Mogadishu, Somalia - Ali Shera and Musa Hussein point to the wreckage of an American Black Hawk helicopter tangled in a large prickly pear cactus, the only remaining evidence of a battle on this dusty side-street a decade ago that left 18 US soldiers dead.

On October 3, 1993, Shera was a lieutenant in Mohamed Farah Aidid's militia, and Hussein was a streetfighter toting a Kalashnikov assault rifle. They said they rejoiced when they won the 19-hour battle against the world's only superpower.

"You can imagine Somalia, a small nation, we beat the most powerful country in the world," Shera, now 41, said. "For us, we were very happy we beat the Americans.'

In the years since then, though, they have come to hate the militias that still prowl Mogadishu's streets and the anarchy that prevents Somalia from rising above being the prototypical failed state.
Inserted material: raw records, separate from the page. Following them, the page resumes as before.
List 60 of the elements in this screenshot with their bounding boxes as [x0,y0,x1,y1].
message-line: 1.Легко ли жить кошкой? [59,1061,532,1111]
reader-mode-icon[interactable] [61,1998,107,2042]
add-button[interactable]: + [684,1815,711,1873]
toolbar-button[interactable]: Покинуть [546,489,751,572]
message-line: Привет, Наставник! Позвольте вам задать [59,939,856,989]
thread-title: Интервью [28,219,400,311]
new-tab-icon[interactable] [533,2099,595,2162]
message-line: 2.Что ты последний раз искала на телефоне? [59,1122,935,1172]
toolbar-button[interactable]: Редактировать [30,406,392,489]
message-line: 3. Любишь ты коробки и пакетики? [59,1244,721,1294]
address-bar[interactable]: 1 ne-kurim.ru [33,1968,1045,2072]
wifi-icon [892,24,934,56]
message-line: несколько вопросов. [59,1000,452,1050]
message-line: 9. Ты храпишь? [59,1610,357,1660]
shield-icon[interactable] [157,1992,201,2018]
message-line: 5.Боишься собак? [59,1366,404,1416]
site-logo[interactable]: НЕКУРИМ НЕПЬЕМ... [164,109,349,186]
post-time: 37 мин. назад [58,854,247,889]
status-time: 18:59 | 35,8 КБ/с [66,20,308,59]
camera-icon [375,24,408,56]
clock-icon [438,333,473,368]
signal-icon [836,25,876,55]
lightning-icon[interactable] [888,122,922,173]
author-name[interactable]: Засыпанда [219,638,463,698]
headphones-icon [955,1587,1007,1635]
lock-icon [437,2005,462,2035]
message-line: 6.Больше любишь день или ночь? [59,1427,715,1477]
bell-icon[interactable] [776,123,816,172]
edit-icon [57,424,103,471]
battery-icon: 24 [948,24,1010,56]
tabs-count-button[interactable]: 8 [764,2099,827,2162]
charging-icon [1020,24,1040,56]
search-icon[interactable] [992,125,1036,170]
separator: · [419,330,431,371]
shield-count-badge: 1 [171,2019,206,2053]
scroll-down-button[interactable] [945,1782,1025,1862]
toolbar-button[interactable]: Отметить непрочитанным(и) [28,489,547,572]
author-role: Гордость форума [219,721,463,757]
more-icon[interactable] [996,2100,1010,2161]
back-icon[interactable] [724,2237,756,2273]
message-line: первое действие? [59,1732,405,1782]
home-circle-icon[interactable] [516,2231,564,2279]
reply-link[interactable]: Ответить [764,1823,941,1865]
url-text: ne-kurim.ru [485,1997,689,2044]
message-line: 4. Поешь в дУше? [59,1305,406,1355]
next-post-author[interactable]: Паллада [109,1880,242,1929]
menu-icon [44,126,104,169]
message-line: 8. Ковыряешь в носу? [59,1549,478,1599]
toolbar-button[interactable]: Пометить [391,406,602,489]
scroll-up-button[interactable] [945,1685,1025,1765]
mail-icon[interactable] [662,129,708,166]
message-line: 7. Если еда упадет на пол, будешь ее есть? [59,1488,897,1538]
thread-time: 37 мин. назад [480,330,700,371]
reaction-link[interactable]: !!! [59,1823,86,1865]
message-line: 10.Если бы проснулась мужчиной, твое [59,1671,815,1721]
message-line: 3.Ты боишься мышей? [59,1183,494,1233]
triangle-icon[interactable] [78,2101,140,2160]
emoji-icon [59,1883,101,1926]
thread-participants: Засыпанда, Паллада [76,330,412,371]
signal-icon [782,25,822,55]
Shera and Hussein said they have seen too much death and destruction, especially in clan fighting.

We hate to carry guns

"Now we are tired, we've fought each other, and we can't defeat each other," said Hussein, 34, who along with Shera is now unemployed. "We hate to carry guns anymore.'

The rest

What a mess.

Posted: Mon Apr 03, 2006 12:28 pm
by Barbara Fitzpatrick
The "strongman" dictatorship is the next step after anarchy if the territory remains together - Somalia is a country in name only - it is actually a bunch of war lord (strongman dictator) militia-defined territories within the boundaries of the failed state of Somalia. Some war lords being more benevalent than others, some areas are doing better than others.

Individual Celts could switch tuaths, like we can switch states (and the state government) we live in (under). They had no private ownership of land. The territory stayed with the tuath.